What binds Tonto and the Lone Ranger is that they are both outcasts.   Tonto was banished from his Comanche tribe as a child for selling out the whereabouts of the silver deposit to a shady silver speculator, Cole, played by British actor Tom Wilkinson, for a silver, engraved pocket watch.  Cole oversees iIlegal mining practices;  he's also a railroad magnate. Texas ranger John Reid (Armie Hammer with the straight, even, too-white teeth), "died" at the hands of creepy, cannibalistic gang leader Butch Cavendish (an amazing, unrecognizable William Fitchner, currently seen in ABC TV's "Crossing Lines").  Butch's gang had wasted Reid's brother, Dan (stoic James Dale) and the other rangers, including, they believed, John, who were hell bent to bring them to justice.

Tonto, with the assistance of a mystical white "spirit" horse (the soon-to-be Silver), "resurrects" John by chanting Comanche prayers over him and sprinkling him with birdseed with which he constantly feeds the dead crow (Depp's idea) perched on his headdress (Tonto's not the ranger's).  Reid certainly cannot show up in town when he's believed dead so Tonto bestows on him the moniker "Lone Ranger" and he swears to never reveal his real identity.  Hence, an outlaw.  Tonto gives him a mask he'd cut out of a dead guy's black leather vest, warning him never to remove it.  Reid somehow finds a pristine white cowboy hat near the bodies, slaps it on and voila! his LR look is complete, even to the badge his bro had given him.

This oater has everything- from inter-Indian battles; Butch's gang impersonating natives and burning villages, harassing, abusing women and children, and scalping so whites will in turn kill innocent Indians; and tribal land treaty betrayals by whites, and, of course, explosions. There's run-away trains carrying terrified, hymn-singing passengers; locomotives pulling gondola cars filled with silver nuggets plunging from burning bridges into a river.  Rebecca Reid (simpering Ruth Wilson), Dan's widow, executes some Perils of Pauline bits.  In one, she hangs off a speeding train by her fingernails, flapping like a flag in a high wind.  (She and John had history before he'd  left for California, so Dan took up the slack.) She has a prepubescent son who ends up getting the legendary silver bullet to the Lone Ranger in the nick of time!

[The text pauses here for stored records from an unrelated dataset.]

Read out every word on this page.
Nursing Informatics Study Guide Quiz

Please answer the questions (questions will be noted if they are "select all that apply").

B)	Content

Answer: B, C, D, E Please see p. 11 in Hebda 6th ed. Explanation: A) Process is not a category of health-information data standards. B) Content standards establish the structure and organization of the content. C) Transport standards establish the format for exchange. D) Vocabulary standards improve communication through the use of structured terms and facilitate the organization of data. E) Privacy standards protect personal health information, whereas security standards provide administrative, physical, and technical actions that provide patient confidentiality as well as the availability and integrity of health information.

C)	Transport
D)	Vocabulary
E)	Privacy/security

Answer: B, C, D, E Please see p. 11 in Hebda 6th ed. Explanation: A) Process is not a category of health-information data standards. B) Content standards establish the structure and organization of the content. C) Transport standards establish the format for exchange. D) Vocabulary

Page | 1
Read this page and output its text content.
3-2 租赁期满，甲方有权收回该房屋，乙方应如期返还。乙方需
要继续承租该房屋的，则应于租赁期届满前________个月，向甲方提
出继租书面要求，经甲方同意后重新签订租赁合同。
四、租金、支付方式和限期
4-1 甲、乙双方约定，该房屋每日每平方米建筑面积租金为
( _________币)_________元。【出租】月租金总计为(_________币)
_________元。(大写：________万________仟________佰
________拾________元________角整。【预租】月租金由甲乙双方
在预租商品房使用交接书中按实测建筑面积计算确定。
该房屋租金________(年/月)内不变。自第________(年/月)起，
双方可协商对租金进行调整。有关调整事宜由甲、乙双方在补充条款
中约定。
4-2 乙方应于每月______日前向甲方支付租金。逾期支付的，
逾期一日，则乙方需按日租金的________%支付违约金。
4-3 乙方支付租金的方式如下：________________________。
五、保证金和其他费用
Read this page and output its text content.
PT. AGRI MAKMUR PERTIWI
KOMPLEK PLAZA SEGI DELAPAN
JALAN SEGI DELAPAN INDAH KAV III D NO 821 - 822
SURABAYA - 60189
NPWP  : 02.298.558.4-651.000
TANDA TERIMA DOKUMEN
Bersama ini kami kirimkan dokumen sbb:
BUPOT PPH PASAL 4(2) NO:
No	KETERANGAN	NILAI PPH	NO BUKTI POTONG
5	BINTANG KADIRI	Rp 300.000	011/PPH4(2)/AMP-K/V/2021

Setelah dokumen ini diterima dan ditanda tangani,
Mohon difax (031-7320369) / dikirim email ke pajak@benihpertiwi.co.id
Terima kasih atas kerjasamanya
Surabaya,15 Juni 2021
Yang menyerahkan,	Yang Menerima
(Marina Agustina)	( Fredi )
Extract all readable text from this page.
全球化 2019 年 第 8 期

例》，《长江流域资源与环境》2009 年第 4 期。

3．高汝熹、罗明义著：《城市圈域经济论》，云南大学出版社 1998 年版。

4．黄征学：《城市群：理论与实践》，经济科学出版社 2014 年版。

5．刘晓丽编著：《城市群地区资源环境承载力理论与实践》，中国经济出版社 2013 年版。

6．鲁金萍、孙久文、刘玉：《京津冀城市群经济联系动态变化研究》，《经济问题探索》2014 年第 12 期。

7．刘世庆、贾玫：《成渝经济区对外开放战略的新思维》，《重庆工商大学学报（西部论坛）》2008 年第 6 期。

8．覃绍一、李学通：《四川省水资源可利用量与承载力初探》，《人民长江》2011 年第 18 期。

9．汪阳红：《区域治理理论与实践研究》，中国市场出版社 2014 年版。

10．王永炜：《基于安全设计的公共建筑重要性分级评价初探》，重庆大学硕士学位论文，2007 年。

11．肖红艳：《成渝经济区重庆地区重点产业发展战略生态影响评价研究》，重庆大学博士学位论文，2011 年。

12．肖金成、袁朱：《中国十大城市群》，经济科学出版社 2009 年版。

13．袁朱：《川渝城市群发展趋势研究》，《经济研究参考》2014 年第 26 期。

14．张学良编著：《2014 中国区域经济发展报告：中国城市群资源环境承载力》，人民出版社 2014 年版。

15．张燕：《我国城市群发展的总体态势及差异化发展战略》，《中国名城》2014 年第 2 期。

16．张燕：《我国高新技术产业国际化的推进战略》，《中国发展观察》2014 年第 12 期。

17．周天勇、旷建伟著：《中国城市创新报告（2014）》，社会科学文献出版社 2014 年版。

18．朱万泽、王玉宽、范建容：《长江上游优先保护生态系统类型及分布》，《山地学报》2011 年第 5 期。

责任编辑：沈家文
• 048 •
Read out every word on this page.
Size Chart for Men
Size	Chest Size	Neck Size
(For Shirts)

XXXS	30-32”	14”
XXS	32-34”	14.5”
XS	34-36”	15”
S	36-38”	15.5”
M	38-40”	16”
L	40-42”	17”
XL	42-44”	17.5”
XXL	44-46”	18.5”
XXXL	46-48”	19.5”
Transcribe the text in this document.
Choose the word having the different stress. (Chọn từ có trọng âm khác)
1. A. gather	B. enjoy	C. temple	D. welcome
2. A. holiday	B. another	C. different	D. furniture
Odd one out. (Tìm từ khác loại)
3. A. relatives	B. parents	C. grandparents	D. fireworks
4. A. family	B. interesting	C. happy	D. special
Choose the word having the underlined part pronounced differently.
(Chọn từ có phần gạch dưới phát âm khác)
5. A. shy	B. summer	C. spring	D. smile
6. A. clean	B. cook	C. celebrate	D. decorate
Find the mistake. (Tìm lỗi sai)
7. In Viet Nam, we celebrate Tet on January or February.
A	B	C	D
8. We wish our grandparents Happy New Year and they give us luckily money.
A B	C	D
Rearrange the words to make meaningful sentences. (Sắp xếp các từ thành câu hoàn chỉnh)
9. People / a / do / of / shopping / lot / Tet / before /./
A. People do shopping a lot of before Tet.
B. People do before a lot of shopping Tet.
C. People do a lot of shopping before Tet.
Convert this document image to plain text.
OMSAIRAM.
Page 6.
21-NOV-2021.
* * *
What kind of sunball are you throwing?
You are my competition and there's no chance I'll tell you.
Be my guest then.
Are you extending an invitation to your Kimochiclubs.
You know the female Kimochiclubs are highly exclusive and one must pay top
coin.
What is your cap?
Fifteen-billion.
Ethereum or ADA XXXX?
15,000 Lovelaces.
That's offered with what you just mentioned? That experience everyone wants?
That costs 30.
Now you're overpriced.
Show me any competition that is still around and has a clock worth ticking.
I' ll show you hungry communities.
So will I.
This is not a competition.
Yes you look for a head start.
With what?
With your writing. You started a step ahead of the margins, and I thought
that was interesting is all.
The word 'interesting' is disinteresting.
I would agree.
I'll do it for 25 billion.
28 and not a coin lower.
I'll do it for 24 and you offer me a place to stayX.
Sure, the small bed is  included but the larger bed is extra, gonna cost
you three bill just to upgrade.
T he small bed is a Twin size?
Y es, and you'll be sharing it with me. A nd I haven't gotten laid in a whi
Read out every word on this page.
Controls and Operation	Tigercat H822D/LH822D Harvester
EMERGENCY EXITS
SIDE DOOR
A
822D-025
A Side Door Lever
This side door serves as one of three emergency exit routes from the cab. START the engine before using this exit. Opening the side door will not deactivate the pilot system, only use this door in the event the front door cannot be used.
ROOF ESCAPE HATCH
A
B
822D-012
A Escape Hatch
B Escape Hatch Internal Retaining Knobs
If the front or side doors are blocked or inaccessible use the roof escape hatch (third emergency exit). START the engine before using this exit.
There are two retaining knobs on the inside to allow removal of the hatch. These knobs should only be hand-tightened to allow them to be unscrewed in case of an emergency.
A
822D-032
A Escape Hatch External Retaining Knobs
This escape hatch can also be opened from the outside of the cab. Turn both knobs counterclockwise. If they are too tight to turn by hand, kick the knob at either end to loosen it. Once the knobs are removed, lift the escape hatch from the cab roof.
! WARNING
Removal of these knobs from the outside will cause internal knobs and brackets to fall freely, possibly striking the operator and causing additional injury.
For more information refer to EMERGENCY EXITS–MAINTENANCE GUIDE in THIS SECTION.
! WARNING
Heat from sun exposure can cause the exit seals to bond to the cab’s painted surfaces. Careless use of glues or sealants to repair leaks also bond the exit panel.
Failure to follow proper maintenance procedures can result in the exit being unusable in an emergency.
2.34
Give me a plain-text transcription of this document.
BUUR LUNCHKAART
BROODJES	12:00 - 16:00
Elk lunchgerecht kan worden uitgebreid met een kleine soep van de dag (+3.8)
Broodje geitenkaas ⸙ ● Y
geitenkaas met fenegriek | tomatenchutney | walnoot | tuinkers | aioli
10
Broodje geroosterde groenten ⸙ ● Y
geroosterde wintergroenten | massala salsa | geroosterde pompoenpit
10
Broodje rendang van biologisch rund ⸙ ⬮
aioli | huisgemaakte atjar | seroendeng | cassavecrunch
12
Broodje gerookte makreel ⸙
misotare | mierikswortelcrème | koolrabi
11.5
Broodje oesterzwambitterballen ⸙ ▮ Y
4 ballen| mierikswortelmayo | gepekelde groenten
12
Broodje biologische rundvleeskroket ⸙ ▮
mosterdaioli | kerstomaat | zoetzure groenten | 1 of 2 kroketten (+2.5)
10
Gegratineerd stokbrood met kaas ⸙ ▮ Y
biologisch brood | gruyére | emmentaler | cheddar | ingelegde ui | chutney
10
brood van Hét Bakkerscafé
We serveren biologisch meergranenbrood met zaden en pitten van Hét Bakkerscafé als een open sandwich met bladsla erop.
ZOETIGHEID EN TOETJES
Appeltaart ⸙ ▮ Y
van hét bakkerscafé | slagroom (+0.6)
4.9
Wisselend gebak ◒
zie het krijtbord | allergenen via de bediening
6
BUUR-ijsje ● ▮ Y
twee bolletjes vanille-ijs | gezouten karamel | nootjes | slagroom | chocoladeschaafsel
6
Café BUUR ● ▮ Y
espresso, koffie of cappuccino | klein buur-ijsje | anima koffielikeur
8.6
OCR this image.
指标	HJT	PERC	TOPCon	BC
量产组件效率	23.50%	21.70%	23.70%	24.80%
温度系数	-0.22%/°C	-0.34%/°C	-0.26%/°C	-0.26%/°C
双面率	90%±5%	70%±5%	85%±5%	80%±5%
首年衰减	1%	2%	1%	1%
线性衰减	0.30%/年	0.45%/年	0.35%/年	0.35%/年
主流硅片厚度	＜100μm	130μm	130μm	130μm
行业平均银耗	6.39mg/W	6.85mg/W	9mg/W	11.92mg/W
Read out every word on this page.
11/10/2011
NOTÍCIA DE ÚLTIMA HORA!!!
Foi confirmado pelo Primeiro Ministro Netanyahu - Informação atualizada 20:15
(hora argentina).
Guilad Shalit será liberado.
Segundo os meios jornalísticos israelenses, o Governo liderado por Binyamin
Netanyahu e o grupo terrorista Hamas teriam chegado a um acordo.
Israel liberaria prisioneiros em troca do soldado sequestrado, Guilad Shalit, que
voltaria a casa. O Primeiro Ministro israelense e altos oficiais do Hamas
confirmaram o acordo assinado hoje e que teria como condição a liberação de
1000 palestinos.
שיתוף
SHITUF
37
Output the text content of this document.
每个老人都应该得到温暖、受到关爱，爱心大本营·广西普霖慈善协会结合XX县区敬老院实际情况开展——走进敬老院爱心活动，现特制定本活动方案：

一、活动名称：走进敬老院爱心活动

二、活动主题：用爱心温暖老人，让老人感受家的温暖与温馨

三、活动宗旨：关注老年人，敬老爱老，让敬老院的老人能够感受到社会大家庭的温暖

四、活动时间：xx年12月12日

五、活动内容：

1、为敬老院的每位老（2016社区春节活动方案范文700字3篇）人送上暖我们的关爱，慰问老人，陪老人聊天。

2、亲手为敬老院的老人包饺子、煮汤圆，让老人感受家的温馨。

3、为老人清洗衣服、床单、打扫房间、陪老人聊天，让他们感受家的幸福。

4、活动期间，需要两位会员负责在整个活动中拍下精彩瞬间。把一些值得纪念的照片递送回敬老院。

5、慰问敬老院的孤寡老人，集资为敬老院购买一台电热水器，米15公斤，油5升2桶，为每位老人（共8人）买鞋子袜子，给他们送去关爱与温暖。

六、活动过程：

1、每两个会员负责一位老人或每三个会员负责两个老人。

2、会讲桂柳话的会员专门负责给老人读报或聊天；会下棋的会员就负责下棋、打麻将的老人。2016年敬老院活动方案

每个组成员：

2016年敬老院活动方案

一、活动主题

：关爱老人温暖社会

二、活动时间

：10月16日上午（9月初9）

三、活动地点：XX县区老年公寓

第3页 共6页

The requisite top-of-the-train chases as it hurtles along includes one of the Lone Ranger on a galloping Silver, either running from or towards the menacing, ever-present villain: evil, scar-faced, stringy haired, determined Butch Cavendish,   Then, there's Cole's political shenanigans about the building of the railroad across the plains, connecting east and west, assisted by Union soldiers, led by Captain Jay Fuller (Barry Pepper).  "If these men represent the law, I'd rather be an outlaw," intones the Lone Ranger.

Helena Bonham Carter as Red Harrington

Helena Bonhom-Carter plays the town Madam, fittingly named Red Harrington, with a messy, out-sized bird's nest of bright red hair.  The interior scene of her ostentatiously tricked-out bordello reminded me of the one in "Gangs of New York"- bawdy, lewd, salacious and raucous.  Her role, typically, is to assist the good guys in every way possible, even employing the weapon hidden in the heel of her red boot on her ivory, artificial leg.

Political, cultural, and social activists, suspend your activism, sit back, relax, and enjoy this rollicking, yet at times, haunting, yarn.


This film could not possibly end without you know what (if you are not up on your Lone Ranger lore, I leave you to discover what that is).  To which Tonto warns sagaciously, "Do not ever say that again."